Laura Bridgman: Deaf-Blind Pioneer
January 10, 2011 in Books With Social Studies Content, Chapter Books, Elementary Educators, Helping Girls and Women Around the World, Making Personal Connections, Reading Skills, Young Adult Novels Tags: biographies, chapter book, Children with Special Needs, sign language, special education
“Fifty years before Helen Keller, there was Laura Bridgman”–so reads the tagline for this book: She Touched the World: Laura Bridgman, Deaf-Blind Pioneer by Sally Hobart Alexander and Robert Alexander. Here are the facts about this book:
*Laura Bridgman is the subject
*Rating: This book is an award-winner!
Short, short summary: This book is the story of Laura Bridgman who is known as one of the first American deaf and blind children to get an education in English. Her teachers used tactile sign language and also words printed with raised letters corresponding to objects such as keys, spoons, and knives. The book includes several photos and quotes and spans Laura’s life from the time she is born to her death at 60 years of age.
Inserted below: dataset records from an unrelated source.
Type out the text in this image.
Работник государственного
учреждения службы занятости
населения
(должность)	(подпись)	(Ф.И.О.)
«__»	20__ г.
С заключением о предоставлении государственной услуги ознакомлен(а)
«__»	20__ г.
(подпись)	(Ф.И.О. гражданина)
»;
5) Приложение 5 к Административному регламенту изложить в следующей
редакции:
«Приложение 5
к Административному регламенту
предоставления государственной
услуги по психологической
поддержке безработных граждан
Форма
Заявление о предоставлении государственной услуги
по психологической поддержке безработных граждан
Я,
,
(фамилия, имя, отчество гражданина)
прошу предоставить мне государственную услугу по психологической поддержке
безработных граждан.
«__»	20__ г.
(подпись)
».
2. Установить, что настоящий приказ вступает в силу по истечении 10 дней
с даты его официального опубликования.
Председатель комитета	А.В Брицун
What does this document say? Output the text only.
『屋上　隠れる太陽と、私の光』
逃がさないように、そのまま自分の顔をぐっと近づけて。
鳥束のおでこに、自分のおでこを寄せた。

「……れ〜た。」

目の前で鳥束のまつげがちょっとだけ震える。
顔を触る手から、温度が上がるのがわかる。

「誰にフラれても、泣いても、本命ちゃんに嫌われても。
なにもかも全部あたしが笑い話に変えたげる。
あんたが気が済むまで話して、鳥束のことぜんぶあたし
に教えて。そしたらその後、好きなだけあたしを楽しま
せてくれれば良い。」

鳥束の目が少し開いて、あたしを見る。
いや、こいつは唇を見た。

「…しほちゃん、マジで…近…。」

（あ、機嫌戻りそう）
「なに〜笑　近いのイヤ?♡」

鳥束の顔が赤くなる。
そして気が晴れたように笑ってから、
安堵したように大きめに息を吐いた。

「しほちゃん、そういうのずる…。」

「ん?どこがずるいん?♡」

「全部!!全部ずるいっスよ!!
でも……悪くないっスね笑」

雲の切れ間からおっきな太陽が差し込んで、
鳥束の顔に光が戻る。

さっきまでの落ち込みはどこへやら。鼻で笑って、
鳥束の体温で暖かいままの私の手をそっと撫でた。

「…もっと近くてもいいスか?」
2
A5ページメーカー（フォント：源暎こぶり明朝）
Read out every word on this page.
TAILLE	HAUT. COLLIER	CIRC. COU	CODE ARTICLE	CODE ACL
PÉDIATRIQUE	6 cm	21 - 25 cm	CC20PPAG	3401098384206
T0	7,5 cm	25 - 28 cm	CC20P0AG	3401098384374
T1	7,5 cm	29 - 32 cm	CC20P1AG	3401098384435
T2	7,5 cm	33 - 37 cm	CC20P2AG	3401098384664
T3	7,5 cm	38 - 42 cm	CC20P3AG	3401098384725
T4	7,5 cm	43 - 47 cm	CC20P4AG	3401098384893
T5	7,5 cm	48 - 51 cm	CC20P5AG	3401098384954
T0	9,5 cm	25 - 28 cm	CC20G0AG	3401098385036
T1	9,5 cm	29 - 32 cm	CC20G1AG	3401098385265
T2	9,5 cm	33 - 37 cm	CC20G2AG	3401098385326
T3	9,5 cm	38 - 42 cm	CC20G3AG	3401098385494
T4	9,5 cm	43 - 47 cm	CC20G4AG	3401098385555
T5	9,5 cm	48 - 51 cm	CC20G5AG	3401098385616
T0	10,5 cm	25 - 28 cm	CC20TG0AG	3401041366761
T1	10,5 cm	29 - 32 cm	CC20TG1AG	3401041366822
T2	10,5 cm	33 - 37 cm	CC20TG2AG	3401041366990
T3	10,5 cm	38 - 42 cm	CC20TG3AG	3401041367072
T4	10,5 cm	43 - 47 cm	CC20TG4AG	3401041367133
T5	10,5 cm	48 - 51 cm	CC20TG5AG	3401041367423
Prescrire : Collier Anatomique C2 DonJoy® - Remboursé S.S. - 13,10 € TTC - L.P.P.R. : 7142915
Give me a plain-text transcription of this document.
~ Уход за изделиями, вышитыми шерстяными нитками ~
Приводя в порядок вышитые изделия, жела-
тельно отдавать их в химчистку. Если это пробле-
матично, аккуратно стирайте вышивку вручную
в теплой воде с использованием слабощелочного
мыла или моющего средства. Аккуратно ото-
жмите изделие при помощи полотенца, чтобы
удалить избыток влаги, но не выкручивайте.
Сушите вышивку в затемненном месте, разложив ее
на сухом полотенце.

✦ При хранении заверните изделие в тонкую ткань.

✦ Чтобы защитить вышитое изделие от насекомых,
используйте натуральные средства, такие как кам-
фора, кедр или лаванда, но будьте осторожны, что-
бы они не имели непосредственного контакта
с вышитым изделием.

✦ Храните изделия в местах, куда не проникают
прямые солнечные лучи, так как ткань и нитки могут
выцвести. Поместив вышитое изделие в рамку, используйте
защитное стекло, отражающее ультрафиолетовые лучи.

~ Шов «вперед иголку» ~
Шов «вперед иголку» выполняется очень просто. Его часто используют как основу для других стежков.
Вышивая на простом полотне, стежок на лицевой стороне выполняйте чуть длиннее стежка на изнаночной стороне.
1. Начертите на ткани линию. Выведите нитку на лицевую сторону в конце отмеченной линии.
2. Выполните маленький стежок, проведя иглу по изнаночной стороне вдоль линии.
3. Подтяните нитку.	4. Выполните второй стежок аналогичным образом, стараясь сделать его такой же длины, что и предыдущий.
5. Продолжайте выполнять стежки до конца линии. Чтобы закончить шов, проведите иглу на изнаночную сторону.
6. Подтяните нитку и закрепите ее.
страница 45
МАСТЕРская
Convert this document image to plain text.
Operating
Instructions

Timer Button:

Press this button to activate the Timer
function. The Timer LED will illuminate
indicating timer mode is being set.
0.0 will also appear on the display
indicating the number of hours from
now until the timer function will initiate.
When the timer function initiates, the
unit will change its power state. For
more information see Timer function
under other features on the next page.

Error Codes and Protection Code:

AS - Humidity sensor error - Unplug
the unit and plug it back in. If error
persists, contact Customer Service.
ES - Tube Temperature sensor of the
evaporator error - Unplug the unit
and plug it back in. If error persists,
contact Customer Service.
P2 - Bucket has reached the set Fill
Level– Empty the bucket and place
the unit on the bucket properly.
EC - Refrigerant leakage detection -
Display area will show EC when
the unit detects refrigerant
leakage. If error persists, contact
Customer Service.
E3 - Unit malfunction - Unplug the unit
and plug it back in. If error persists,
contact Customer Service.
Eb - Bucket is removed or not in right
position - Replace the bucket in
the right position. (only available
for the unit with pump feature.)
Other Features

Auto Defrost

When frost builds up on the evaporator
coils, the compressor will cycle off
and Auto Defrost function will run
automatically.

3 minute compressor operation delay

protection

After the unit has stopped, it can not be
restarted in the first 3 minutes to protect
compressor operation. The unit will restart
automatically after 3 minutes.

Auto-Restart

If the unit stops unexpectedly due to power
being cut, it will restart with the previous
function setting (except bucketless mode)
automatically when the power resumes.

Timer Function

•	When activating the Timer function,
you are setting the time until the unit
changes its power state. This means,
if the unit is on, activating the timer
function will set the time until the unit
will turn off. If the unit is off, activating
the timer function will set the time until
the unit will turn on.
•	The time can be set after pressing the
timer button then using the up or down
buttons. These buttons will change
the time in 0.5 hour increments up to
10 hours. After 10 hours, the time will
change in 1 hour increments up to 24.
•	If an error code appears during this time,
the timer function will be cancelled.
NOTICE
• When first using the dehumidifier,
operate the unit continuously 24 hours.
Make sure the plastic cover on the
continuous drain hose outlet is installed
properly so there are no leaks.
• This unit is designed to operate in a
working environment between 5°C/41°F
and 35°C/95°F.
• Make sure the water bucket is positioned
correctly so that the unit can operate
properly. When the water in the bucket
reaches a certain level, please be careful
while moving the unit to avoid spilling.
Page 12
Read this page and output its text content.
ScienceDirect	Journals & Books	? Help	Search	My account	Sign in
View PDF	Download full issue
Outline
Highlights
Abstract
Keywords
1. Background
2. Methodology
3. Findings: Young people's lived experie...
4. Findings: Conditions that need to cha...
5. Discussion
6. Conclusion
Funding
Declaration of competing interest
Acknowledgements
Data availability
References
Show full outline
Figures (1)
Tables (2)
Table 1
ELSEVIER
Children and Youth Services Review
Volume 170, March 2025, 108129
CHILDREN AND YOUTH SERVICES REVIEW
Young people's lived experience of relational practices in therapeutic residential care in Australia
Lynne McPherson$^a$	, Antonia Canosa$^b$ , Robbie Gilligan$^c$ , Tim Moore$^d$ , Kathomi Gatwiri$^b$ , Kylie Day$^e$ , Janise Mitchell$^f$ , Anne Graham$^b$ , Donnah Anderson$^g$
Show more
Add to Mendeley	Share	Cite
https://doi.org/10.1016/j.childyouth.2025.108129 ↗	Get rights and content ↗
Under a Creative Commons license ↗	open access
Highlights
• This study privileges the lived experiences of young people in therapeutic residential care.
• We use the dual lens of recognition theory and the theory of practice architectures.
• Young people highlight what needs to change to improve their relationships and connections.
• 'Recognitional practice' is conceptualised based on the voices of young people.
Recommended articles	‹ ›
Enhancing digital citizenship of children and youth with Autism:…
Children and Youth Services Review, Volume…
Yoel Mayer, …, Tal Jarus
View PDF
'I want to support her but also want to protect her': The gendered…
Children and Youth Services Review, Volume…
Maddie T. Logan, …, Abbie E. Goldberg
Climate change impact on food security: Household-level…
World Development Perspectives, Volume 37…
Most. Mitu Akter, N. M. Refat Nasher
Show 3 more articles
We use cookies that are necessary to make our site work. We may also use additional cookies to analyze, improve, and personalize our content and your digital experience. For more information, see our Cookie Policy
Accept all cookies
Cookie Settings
So, what do I do with this book?
1. Before reading, ask students what they know about Helen Keller. Most children in 3rd-5th grades will have learned about Helen Keller before, but probably not Laura Bridgman. Explain the connection between the two to create interest in reading about Laura and her remarkable life and education.
2. Pioneer is a word that has many meanings, but most kids will think of it as the people traveling in covered wagons. After they finish reading about Laura Bridgman, ask them to write a paragraph with specific examples from the text of how she is a pioneer.
3. Ask students to compare and contrast a time they learned something with how Laura learns to communicate.